Ak Partililerin yüzde 88,5’i, MHP’lilerin yüzde 55,7’si, “TSK-hükümet ilişkilerinin son dönemde daha uyumlu olmasını olumlu buluyorum” diyor. CHP’lilerin ise sadece yüzde 32,9’u TSK-hükümet ilişkilerinin son dönemde daha uyumlu olmasını olumlu buluyor.
Askere baskı
Raporun girişindeki kısa analizde, “TSK’ya güvenin yüksek sayılabilecek düzeyde olması, tüm eleştirilere rağmen kurumun görüldüğü değil görülmek istendiği yeri daha fazla işaret ediyor” ifadesi yer alıyor.

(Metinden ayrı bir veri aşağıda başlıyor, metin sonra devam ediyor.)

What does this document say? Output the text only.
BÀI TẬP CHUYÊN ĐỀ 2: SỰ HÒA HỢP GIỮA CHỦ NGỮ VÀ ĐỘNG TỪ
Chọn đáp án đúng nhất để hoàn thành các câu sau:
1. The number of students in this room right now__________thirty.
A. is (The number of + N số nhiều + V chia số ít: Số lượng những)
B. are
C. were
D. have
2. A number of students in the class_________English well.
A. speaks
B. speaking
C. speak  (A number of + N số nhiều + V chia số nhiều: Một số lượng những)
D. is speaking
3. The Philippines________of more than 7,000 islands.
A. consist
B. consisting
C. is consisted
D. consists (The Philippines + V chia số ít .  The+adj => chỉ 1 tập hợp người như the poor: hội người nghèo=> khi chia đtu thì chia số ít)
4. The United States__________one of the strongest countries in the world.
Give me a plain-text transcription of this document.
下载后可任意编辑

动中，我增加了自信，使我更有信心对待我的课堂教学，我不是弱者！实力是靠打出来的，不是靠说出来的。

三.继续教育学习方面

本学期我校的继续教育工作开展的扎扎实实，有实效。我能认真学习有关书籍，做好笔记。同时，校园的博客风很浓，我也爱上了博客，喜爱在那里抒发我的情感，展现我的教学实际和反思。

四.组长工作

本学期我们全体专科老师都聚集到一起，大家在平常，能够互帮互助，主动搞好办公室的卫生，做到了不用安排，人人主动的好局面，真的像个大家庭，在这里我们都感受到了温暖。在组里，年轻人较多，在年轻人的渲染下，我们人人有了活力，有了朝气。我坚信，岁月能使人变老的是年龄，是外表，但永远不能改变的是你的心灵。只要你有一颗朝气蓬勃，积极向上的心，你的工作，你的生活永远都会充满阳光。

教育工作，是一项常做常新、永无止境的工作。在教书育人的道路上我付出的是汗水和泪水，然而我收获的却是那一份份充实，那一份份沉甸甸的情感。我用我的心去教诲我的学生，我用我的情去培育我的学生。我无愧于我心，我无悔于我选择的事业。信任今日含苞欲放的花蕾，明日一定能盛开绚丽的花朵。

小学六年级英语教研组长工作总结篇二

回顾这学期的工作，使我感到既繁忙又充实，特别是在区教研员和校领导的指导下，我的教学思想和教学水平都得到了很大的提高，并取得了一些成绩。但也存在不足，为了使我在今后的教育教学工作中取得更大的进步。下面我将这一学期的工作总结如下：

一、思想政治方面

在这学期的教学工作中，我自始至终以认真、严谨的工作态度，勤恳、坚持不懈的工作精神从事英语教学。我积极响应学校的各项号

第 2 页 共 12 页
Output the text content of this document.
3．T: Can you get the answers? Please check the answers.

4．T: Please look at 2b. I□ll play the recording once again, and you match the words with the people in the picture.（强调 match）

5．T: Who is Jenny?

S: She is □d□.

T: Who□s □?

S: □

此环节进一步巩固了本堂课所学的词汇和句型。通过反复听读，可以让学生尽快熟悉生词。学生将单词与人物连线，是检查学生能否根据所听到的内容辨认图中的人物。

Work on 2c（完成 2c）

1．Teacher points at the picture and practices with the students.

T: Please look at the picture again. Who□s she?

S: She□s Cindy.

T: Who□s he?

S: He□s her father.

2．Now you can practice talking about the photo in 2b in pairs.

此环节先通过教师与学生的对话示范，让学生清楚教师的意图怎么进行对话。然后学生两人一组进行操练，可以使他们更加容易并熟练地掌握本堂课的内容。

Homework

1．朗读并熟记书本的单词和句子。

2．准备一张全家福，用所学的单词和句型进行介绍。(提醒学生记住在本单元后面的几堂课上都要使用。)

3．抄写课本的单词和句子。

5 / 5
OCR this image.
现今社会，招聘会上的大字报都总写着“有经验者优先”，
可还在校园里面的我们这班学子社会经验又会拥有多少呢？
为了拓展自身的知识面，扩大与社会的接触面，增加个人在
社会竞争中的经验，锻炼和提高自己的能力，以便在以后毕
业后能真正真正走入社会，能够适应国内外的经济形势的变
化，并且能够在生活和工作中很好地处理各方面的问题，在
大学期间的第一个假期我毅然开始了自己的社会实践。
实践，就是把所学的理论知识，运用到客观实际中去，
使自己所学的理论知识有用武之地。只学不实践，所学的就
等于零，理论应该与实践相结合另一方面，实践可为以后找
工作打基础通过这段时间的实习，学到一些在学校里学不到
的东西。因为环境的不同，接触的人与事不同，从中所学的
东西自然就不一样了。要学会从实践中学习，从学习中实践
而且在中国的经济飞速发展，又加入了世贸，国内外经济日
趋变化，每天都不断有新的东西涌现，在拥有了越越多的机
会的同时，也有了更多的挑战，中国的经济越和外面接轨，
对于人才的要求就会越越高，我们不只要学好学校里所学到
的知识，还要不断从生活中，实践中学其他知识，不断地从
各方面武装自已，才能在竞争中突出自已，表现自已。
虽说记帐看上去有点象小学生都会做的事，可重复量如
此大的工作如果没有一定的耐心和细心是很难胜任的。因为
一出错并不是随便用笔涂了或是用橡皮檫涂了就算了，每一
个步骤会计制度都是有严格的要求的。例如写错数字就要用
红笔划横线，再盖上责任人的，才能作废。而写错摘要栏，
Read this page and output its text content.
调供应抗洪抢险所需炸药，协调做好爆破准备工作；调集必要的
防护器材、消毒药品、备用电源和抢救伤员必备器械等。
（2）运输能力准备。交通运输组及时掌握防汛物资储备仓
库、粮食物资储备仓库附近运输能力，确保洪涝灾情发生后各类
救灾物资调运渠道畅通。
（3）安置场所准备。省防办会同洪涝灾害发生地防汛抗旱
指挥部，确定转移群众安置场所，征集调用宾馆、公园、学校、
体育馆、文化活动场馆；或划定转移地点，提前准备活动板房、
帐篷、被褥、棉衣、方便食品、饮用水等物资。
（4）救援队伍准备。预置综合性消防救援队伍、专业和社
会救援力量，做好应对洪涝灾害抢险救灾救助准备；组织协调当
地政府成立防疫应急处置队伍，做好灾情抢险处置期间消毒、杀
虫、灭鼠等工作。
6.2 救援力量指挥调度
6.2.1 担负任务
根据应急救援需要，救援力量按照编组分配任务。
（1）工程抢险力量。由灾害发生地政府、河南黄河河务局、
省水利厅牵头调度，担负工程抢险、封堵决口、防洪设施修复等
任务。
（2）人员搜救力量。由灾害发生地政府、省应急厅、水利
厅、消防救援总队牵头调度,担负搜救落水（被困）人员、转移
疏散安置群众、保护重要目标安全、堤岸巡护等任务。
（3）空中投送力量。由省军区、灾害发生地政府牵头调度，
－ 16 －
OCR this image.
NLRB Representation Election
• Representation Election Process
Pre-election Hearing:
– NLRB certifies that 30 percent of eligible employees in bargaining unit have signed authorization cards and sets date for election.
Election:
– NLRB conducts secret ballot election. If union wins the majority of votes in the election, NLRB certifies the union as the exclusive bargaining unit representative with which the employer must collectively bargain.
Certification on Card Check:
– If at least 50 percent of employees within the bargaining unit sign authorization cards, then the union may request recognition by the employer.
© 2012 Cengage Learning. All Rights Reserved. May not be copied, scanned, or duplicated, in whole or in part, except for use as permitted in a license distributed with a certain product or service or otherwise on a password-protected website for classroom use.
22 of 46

Yani TSK, halkın gözünde her şeye rağmen özel bir yerde.
Bilinen sır şu cümlenin içinde:
“Görüldüğü gibi değil görülmek istendiği gibi...”
Kimi CHP’lilerin, kritik dönemeçlerde, üzerinde çok yönlü baskı hisseden askerlere dönük isim takma merakı da bu cümlede gizli.
Öyle ya da böyle, İmralı sürecinde gözüne uyku girmeyenlerin başında silahlı kuvvetler ve komuta kademesi geliyor.
İktidarın ayrı, muhalefetin ayrı, çözüm yanlılarının ayrı, ulusalcı kitlelerin ayrı şeyler beklediği, üzerlerinde bu kadar baskı olan askeri, adeta pamuklara sararak yürütülen bu zorlu süreçte isim takıp tahrik etmek neyi kolaylaştıracak?
Hiçbir şeyi.
Oysa, askeri light bulanların çözüm meselesine nasıl baktıklarını tam bir anlasak işler daha kolaylaşacak.